The present computational study explores some issues concerning the operational performance of Pulse Detonation Engines (PDE) with hydrogen/oxygen propellants. One- and two-dimensional, transient CFD calculations are employed assuming finite-rate chemical kinetic approximations for hydrogen/oxygen combustion based upon eight chemical species and 16 reactions. The CFD model was applied to compute the physical attributes of various global detonation phenomena including shock speed, pressure spike behaviors, and Chapman-Jouquet detonation conditions. Methods for ensuring detonation initiation in the computations by means of a specified high-pressure shock initiation region are also examined. To provide insight into the numerical detonation initiation process, the details of initiation at closed and open ends are contrasted. The open-end initiation results help to verify the computational methodology and to gain additional insight into the behavior of the closed-end solutions. The effects of reducing ambient pressure at the exit of the cylinder for multicycle operations are investigated. The results indicate that at sufficiently low ambient pressures the flow conditions at the exit of the open-ended cylinder remain choked throughout the entire cycle except during refueling. Two-dimensional calculations were performed to study potential pre-combustion effects due to cyclic refueling processes in the engine.
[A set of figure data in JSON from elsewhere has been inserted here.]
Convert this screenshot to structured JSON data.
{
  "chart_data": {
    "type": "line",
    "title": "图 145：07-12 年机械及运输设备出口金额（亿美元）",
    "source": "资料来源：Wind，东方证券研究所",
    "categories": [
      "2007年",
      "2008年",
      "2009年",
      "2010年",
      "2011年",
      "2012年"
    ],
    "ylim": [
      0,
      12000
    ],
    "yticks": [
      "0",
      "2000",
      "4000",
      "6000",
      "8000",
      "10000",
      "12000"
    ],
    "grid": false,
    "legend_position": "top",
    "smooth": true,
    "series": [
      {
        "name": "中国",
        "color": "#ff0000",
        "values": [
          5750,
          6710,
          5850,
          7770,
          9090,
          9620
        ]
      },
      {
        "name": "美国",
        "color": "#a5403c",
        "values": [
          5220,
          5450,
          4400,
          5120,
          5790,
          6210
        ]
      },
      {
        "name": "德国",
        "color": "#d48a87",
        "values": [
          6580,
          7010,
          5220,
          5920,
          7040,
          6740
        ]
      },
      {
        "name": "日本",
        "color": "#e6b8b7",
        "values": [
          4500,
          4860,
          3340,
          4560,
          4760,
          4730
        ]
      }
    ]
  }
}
Results indicate that elevated chamber wall temperatures (approximately 1500 K) simulating multiple cycle heating produce some reactions near the wall without predetonation during refueling process. Overall, one-dimensional and two-dimensional approximations are in close agreement. Thrust and specific impulse are computed for a variety of conditions to give an indication of potential performance of a PDE.